ReTrackVLM: Transformer-Enhanced Multi-Object Tracking with Cross-Modal Embeddings and Zero-Shot Re-Identification Integration

Bayraktar, Ertuğrul

doi:10.3390/app15041907

ReTrackVLM: Transformer-Enhanced Multi-Object Tracking with Cross-Modal Embeddings and Zero-Shot Re-Identification Integration

Bayraktar E.

Applied Sciences (Switzerland), cilt.15, sa.4, 2025 (SCI-Expanded)
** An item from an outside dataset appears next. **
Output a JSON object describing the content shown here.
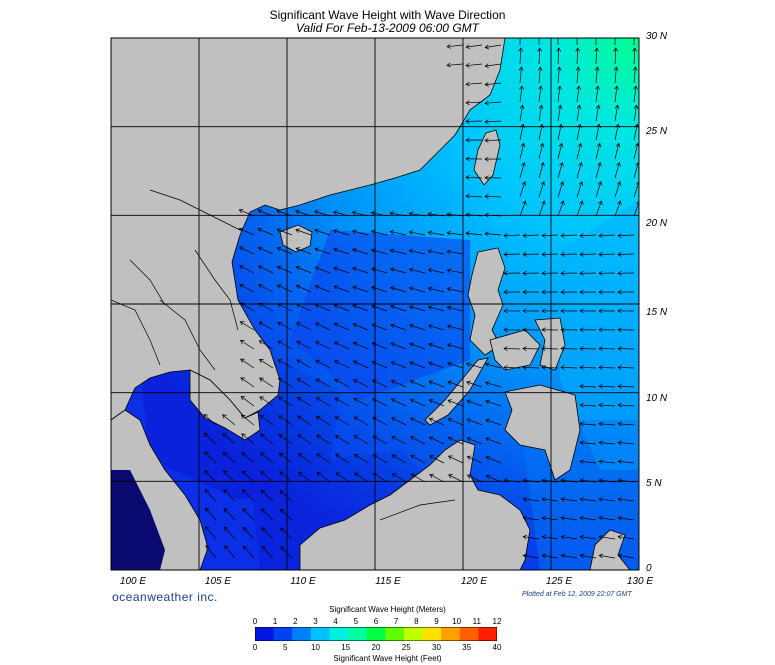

Yayın Türü: Makale / Tam Makale
Cilt numarası: 15 Sayı: 4
Basım Tarihi: 2025
Doi Numarası: 10.3390/app15041907
Dergi Adı: Applied Sciences (Switzerland)
Derginin Tarandığı İndeksler: Science Citation Index Expanded (SCI-EXPANDED), Scopus, Aerospace Database, Agricultural & Environmental Science Database, Applied Science & Technology Source, Communication Abstracts, INSPEC, Metadex, Directory of Open Access Journals, Civil Engineering Abstracts
Anahtar Kelimeler: multimodal embeddings, transformer-based multi-object tracking, visual language models, visual object detection, zero-shot re-identification
Yıldız Teknik Üniversitesi Adresli: Evet

Özet

Multi-object tracking (MOT) is an important task in computer vision, particularly in complex, dynamic environments with crowded scenes and frequent occlusions. Traditional tracking methods often suffer from identity switches (IDSws) and fragmented tracks (FMs), which limits their ability to maintain consistent object trajectories. In this paper, we present a novel framework, called ReTrackVLM, that integrates multimodal embedding from a visual language model (VLM) with a zero-shot re-identification (ReID) module to enhance tracking accuracy and robustness. ReTrackVLM leverages the rich semantic information from VLMs to distinguish objects more effectively, even under challenging conditions, while the zero-shot ReID mechanism enables robust identity matching without additional training. The system also includes a motion prediction module, powered by Kalman filtering, to handle object occlusions and abrupt movements. We evaluated ReTrackVLM on several widely used MOT benchmarks, including MOT15, MOT16, MOT17, MOT20, and DanceTrack. Our approach achieves state-of-the-art results, with improvements of 1.5% MOTA and a reduction of 10. 3% in IDSws compared to existing methods. ReTrackVLM also excels in tracking precision, recording a 91.7% precision on MOT17. However, in extremely dense scenes, the framework faces challenges with slight increases in IDSws. Despite the computational overhead of using VLMs, ReTrackVLM demonstrates the ability to track objects effectively in diverse scenarios.